Aadra Bhatt and Bonnie Gunn receive G. Philip Manire Graduate Student Excellence in Research Awards

The Department of Microbiology and Immunology is pleased to announce that Aadra Bhatt, a graduate student in Blossom Damania's lab, and Bonnie Gunn, a graduate student in Mark Heise’s lab, are the 2012 G. Philip Manire Graduate Student Excellence in Research Award recipients...

The Department of Microbiology and Immunology is pleased to announce that Aadra Bhatt, a graduate student in Blossom Damania's lab, and Bonnie Gunn, a graduate student in Mark Heise’s lab, are the 2012 G. Philip Manire Graduate Student Excellence in Research Award recipients.

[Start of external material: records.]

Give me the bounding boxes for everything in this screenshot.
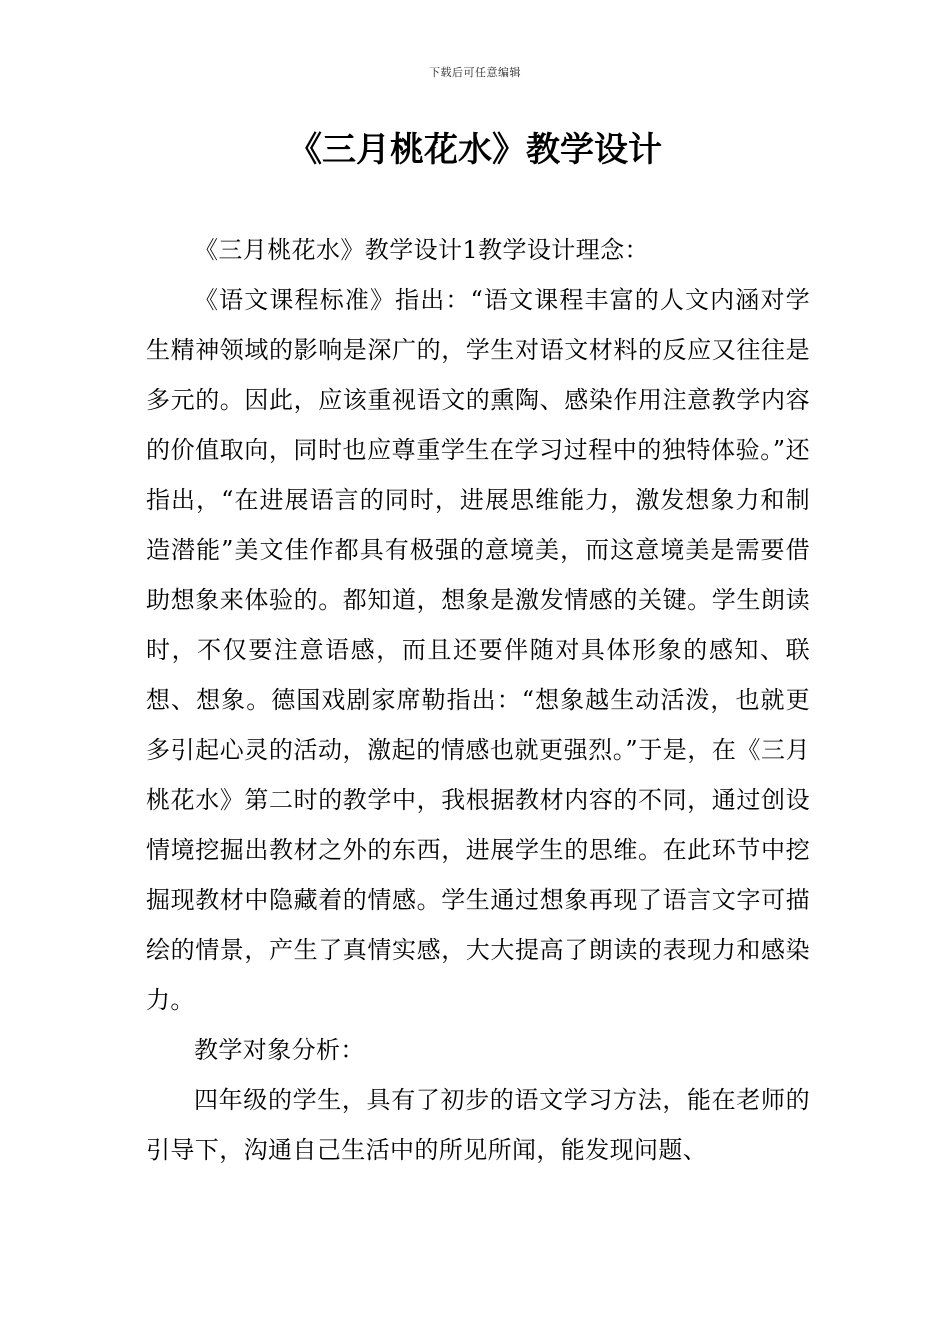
header-note: 下载后可任意编辑 [429,66,521,79]
paragraph-audience-heading: 教学对象分析： [194,1036,365,1064]
paragraph-curriculum-standard: 《语文课程标准》指出：“语文课程丰富的人文内涵对学生精神领域的影响是深广的，学生对语文材料的反应又往往是多元的。因此，应该重视语文的熏陶、感染作用注意教学内容的价值取向，同时也应尊重学生在学习过程中的独特体验。”还指出，“在进展语言的同时，进展思维能力，激发想象力和制造潜能”美文佳作都具有极强的意境美，而这意境美是需要借助想象来体验的。都知道，想象是激发情感的关键。学生朗读时，不仅要注意语感，而且还要伴随对具体形象的感知、联想、想象。德国戏剧家席勒指出：“想象越生动活泼，也就更多引起心灵的活动，激起的情感也就更强烈。”于是，在《三月桃花水》第二时的教学中，我根据教材内容的不同，通过创设情境挖掘出教材之外的东西，进展学生的思维。在此环节中挖掘现教材中隐藏着的情感。学生通过想象再现了语言文字可描绘的情景，产生了真情实感，大大提高了朗读的表现力和感染力。 [146,286,810,1014]
paragraph-audience-description: 四年级的学生，具有了初步的语文学习方法，能在老师的引导下，沟通自己生活中的所见所闻，能发现问题、 [146,1086,810,1164]
paragraph-design-concept: 《三月桃花水》教学设计1教学设计理念： [194,236,649,264]
document-body [146,225,810,1175]
document-title: 《三月桃花水》教学设计 [288,130,662,170]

Aadra’s doctoral work is focused on how Kaposi’s sarcoma-associated herpesvirus (KSHV) is associated with human cancer. She discovered that KSHV highly upregulates the PI3K/Akt/mTOR signaling pathway in KSHV-associated cancers, including primary effusion lymphoma, a subset of non-Hodgkin lymphoma. Aadra also tested a number of inhibitors of this pathway for their efficacy against primary effusion lymphoma using in vitro and in vivo model systems. A dual kinase inhibitor that was effective in these models will soon be tested in a clinical trial. Aadra has also been studying dysregulation of glycolysis and fatty acid synthesis pathways in non-Hodgkin lymphomas, and this work is in press at PNAS.

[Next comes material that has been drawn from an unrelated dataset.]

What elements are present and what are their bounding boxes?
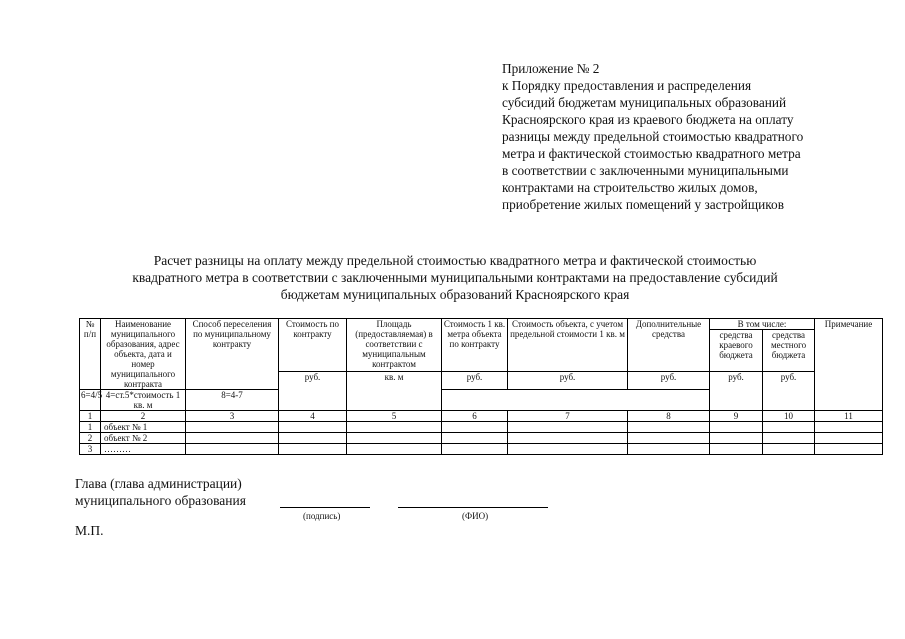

Bonnie's dissertation research project focuses on the role of N-linked glycans, present on viral glycoproteins, in modulating alphavirus-induced inflammatory arthritis. Using a combination of molecular virology and an in vivo pathogenesis model, she demonstrated that the mannose binding lectin (MBL) pathway was solely responsible for Ross River virus-induced complement activation and disease. This is a surprising result, since the MBL pathway has previously been considered to be protective against viral infection. It is also important since it provides a basis for the development of therapeutic interventions since no therapies or vaccines currently exist for this and related alphaviruses.

The Manire awards for the most significant and impressive doctoral research projects are given in memory of Dr. Phil Manire, recognizing his dedication to the University of North Carolina and to the Department of Microbiology & Immunology, as well as his love of graduate education and research.